# Winchester .22 filler piece



## vtcnc (Mar 1, 2019)

My father is rebuilding his Winchester Model 250/255 .22 caliber level action rifle he has possessed for over 50 years. There is a black plastic filler piece that slides between the barrel and feed tube. It is cracked and looks terrible and eBay sellers are basically parting them out in said condition. I bought a couple of pieces of 1/4” square delrin and milled these out on my little Sherline.
	

	
	
		
		

		
			





The original is the shortest of the four. When he fits it up, he can trim off the excess. The new ones are a little narrower than the original, but have more beef in the middle.
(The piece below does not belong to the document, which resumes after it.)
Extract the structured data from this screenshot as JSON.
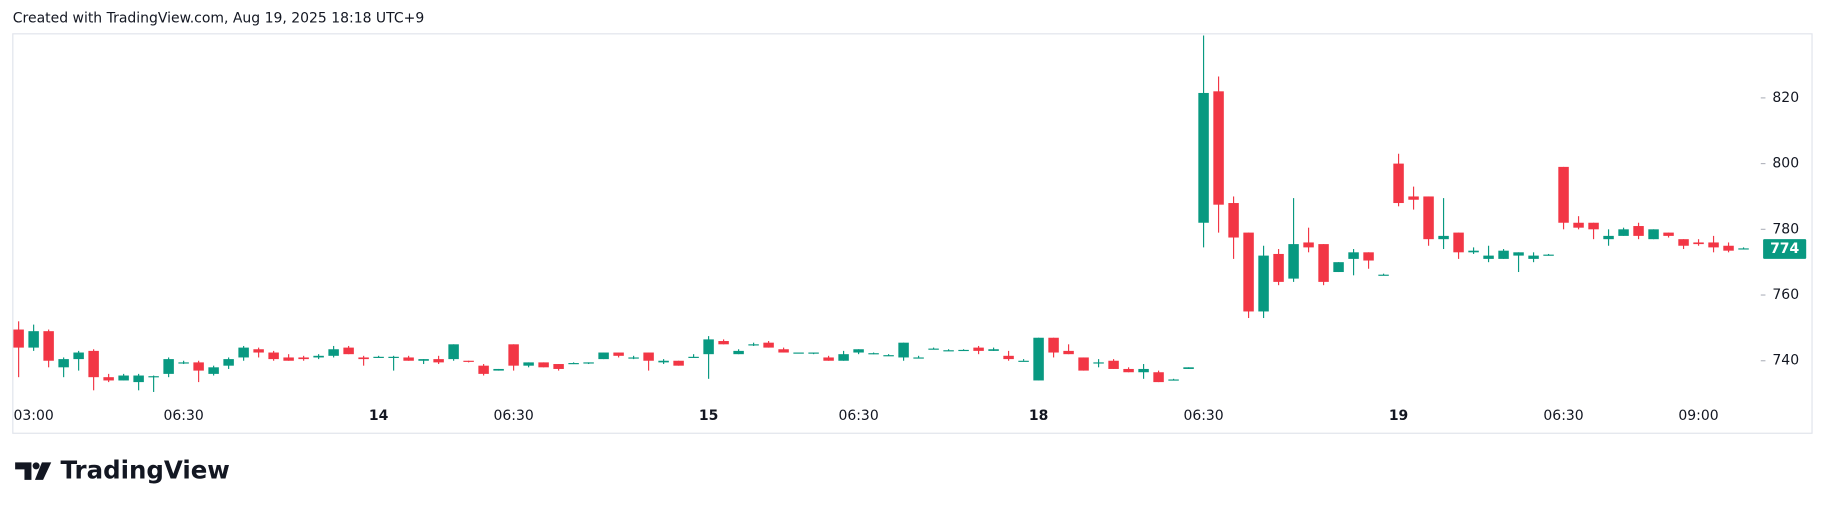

Original is 2nd from the left.

The Lil’ Sherline doesn’t have enough travel so I had to setup up a channel fixture that let me slide the delrin under the cutter...more like routing than milling!

I’ll let you know if they fit with some pictures from my father when he is finished.

UPDATE: The fit was perfect!


Sent from my iPhone using Tapatalk


----------



## macardoso (Mar 1, 2019)

I love the flexibility of the sherline. I do miss running mine!


----------



## mikey (Mar 1, 2019)

I cannot count the number of times I had the same problem - not enough travel. I have three vises that fit the Sherline and I've used them all in some set ups, along with machinist's jacks to support the work in between. Seems like I always got it done, though. I now have a much larger mill and still push the envelope at times with that. You never have enough room, enough speed, enough travel, enough power or rigidity. That's when you have to compensate with your brain, which is what you did here - good job, Sir!


----------